Ignorées du public français, le seul M. Risler serait certainement capable de les lui faire connaître et peut-être comprendre. C’est l’affaire de trois petits quarts d’heure, avec les reprises. L’œuvre est plus étonnante encore que l’arietta de la dernière sonate. Elle est une preuve plus abondante et plus riche, un signe plus manifeste et plus éclatant, non pas de la contradiction, mais, tout à l’opposé, de la conciliation possible entre l’unité de la nature ou du fond et la variété des formes, j’allais écrire, pensant à la théologie, des personnes. Il arrive ainsi que la musique, une telle musique du moins, devient le symbole de vérités qui la dépassent, mais qu’elle annonce et dont, à sa manière, elle se fait témoin ou caution.

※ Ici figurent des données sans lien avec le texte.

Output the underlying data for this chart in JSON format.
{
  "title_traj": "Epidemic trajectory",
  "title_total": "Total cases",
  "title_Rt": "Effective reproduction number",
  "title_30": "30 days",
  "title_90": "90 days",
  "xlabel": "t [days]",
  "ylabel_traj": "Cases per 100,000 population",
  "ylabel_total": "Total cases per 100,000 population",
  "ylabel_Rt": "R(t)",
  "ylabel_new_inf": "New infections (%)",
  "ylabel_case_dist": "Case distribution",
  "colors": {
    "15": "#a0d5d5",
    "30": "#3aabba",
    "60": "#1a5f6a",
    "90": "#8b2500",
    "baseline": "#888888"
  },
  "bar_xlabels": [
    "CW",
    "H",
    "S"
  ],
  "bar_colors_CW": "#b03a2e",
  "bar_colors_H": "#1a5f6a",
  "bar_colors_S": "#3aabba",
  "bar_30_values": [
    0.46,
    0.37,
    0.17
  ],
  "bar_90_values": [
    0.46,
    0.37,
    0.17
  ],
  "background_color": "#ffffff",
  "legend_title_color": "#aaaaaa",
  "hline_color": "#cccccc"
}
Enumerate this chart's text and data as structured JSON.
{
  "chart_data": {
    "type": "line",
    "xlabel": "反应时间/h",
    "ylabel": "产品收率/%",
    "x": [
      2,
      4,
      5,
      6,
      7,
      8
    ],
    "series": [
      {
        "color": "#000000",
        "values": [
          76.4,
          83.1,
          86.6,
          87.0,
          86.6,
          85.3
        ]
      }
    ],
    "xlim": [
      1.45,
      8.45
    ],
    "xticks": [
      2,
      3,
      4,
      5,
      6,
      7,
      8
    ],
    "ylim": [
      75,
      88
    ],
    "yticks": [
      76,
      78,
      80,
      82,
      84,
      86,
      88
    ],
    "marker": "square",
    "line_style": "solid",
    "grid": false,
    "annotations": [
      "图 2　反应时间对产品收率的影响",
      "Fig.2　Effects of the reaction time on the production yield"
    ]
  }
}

Dans l’ordre, dans aucun ordre sonore, on ne saurait trouver un élément qui manque ici. Tout y est présent et vivant : les mélodies, les rythmes et les accords en foule ; des fugues et des marches ; tous les mouvemens, lents ou rapides, et toutes les mesures ; le développement ou le travail de la sonate et de la symphonie ; tantôt un menuet et tantôt une aria, l’action et le rêve tour à tour, les modes et les degrés innombrables de l’être, depuis la force brutale jusqu’à la grâce exquise, du plus morne désespoir à la plus légère comme à la plus rude gaieté.

Avec tout cela, sous tout cela, parmi tant d’altérations et de métamorphoses, l’idée vit et revit. Elle triomphe même du silence. Une des variations les plus extraordinaires, et les plus passionnées, est hachée de soudaines et longues pauses. À travers ces espaces, mesurés (car ce ne sont pas des points d’orgue), mais vides et muets, Beethoven poursuit, en lui-même et tout bas, sa pensée purement intérieure. Nous la suivons avec lui, comme lui, n’en reconnaissant le cours impétueux et caché qu’à des accords frappés de place en place. Ainsi, même pour nous, la musique un moment dépouille le signe sensible et la matière sonore. Elle n’est plus qu’esprit, et c’est ici l’une de ces variations, tout à fait singulières et d’un idéalisme transcendant, où, suivant le mot cité plus haut de Riemann, le thème subsiste encore, mais seulement « dans la conscience de l’auditeur. »

Voilà, pour le coup, le chef-d’œuvre et le sommet du genre. Plus haut même que l’arietta de l’Op. 111, il est aussi plus difficilement accessible. Je ne sais qu’un interprète, mais j’en sais un, digne de nous y élever. Les admirateurs de Beethoven doivent beaucoup à M. Edouard Risler. Mais lui-même leur doit quelque chose encore : les trente-trois variations sur la valse de Diabelli. Ils les lui réclameront jusqu’à ce qu’il les leur ait données.